Shirley Strachan with Skyhooks in a 1977 concert in Melbourne.

Shirley Strachan with Skyhooks in a 1977 concert in Melbourne.



People have long wondered what stories might come to light if the walls of Michael Gudinski's office had ears, and if those ears would give up their secrets. Soon, thanks to an exhibition slated to open at the RMIT Gallery, we may finally get close to knowing.


The exhibition, Music, Melbourne + Me: 40 years of Mushroom and Melbourne's Music Culture, will include a reconstruction of the Mushroom Group founder's office as one of its key exhibits, complete with selected items of documentation, including, perhaps, the ledger entry showing a payment due to AC/DC being reduced from $250 to $150 for reasons unknown, or at least obscured by the mists of time and/or substance-induced memory loss.


''If we can get [the display] to evoke the times I've had in that office it will really show a hell of a lot more than just business,'' Gudinski said at the launch of the exhibition on Tuesday.

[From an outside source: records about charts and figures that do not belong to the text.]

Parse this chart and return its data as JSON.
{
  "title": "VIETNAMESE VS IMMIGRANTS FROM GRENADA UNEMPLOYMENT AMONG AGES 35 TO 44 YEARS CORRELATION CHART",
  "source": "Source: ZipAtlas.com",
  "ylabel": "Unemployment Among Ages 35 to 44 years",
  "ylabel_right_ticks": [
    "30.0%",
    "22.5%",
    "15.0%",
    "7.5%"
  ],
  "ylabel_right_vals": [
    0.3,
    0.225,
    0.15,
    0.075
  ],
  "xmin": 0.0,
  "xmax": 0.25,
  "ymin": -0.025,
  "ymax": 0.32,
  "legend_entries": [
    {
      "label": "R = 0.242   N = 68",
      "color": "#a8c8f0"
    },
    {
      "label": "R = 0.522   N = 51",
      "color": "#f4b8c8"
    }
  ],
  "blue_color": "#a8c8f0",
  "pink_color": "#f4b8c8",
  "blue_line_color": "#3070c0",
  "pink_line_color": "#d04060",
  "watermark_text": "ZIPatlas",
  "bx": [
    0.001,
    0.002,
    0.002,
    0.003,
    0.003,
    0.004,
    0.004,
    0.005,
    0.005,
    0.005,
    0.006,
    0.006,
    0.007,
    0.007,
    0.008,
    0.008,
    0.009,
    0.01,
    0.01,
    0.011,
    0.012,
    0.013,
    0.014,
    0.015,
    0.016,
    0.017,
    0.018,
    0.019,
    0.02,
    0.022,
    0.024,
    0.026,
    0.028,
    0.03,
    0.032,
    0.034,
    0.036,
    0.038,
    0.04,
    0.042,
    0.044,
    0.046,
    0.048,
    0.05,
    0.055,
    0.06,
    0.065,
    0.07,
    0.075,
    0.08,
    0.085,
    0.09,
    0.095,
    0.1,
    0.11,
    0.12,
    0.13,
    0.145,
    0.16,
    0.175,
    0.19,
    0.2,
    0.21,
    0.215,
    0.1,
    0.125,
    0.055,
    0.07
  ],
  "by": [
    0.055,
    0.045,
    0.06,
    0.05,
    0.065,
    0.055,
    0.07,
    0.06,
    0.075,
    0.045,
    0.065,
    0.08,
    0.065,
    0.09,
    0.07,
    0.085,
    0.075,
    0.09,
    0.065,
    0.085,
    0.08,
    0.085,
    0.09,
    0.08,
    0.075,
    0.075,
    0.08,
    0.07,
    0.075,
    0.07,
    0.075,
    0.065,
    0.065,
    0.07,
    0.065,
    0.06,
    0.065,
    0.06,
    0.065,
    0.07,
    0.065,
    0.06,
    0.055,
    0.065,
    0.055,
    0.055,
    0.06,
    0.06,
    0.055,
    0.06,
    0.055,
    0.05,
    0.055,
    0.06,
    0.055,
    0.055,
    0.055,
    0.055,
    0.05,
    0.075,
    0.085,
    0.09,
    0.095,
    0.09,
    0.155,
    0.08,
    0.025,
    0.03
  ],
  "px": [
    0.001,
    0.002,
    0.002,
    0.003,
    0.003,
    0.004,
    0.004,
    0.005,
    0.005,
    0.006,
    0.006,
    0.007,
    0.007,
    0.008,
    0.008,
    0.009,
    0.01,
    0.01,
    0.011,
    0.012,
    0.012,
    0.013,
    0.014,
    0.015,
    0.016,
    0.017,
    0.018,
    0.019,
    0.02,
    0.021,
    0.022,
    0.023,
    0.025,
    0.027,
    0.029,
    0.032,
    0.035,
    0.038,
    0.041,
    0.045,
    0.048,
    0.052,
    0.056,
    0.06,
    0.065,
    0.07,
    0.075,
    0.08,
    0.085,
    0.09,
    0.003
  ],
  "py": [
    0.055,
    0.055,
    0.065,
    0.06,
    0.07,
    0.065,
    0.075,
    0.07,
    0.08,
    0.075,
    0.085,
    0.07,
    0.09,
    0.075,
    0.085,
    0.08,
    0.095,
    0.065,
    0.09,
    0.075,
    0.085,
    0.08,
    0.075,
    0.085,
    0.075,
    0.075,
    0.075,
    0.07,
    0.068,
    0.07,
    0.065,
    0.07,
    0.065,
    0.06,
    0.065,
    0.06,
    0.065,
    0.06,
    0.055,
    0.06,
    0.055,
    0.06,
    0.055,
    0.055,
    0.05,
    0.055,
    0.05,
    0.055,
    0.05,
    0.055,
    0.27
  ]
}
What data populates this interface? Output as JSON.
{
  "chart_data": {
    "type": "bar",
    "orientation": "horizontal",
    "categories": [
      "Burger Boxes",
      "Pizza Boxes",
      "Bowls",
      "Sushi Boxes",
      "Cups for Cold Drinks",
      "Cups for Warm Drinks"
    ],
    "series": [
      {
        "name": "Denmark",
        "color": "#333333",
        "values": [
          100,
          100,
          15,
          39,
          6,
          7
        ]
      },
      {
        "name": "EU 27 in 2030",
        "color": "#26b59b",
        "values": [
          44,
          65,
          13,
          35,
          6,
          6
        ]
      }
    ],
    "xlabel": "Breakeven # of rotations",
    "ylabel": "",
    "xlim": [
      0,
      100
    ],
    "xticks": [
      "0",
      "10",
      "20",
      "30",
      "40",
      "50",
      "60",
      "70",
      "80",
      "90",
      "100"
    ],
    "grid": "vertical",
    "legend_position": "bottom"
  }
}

RMIT chief curator Suzanne Davies, Gudinski and Dr Kipps Horn.

RMIT chief curator Suzanne Davies, Gudinski and Dr Kipps Horn. Photo: Penny Stephens



It would, he said, also reveal ''a lot of heart and soul, and the greatness of the people who've worked with me''. What else it might show is best left to the imagination, perhaps, or some yet-to-be-published rock'n'roll memoir.


There is more to Melbourne's music scene than Mushroom, of course, as curator Dr Kipps Horn pointed out. But there's no denying the role played by Gudinski's empire (which was in fact founded in 1972, making this technically Getting on for 42 years of Mushroom).


The exhibition will include a booth in which to record your own memories and a jukebox stocked with the 40 songs chosen by Melburnians as most loved. ''We want to invite the audience to contribute to the sense of Melbourne being an incredibly vibrant centre of music-making in Australia and the world, and Mushroom of course is a very, very significant part of that,'' Horn said.


Jimmy Barnes and Michael Gudinski taken in the 1990s.

Jimmy Barnes and Michael Gudinski in the 1990s. Photo: Unknown via Aperture



There will be posters, props and costumes, and even occasional live performances. But, insisted Gudinski, it would not be simply a collection of artefacts. ''I'd been approached before but I needed it to be something much more than a memorabilia exhibition,'' he said.


He said the exhibition came as a great honour, but submitting to academic rigour doesn't come easy for an old rock dog, it seems.


''We're on a wild ride with Mushroom,'' said gallery director and co-curator Suzanne Davies. ''Different cultures, similar energy, singular focus. It's going to be great.''


Paul Kelly and Michael Gudinski.

Paul Kelly and Michael Gudinski.



Music, Melbourne + Me: 40 Years of Mushroom and Melbourne's Music Culture will be at RMIT Gallery, 344 Swanston Street, Melbourne, from November 19, 2013, to March 3, 2014.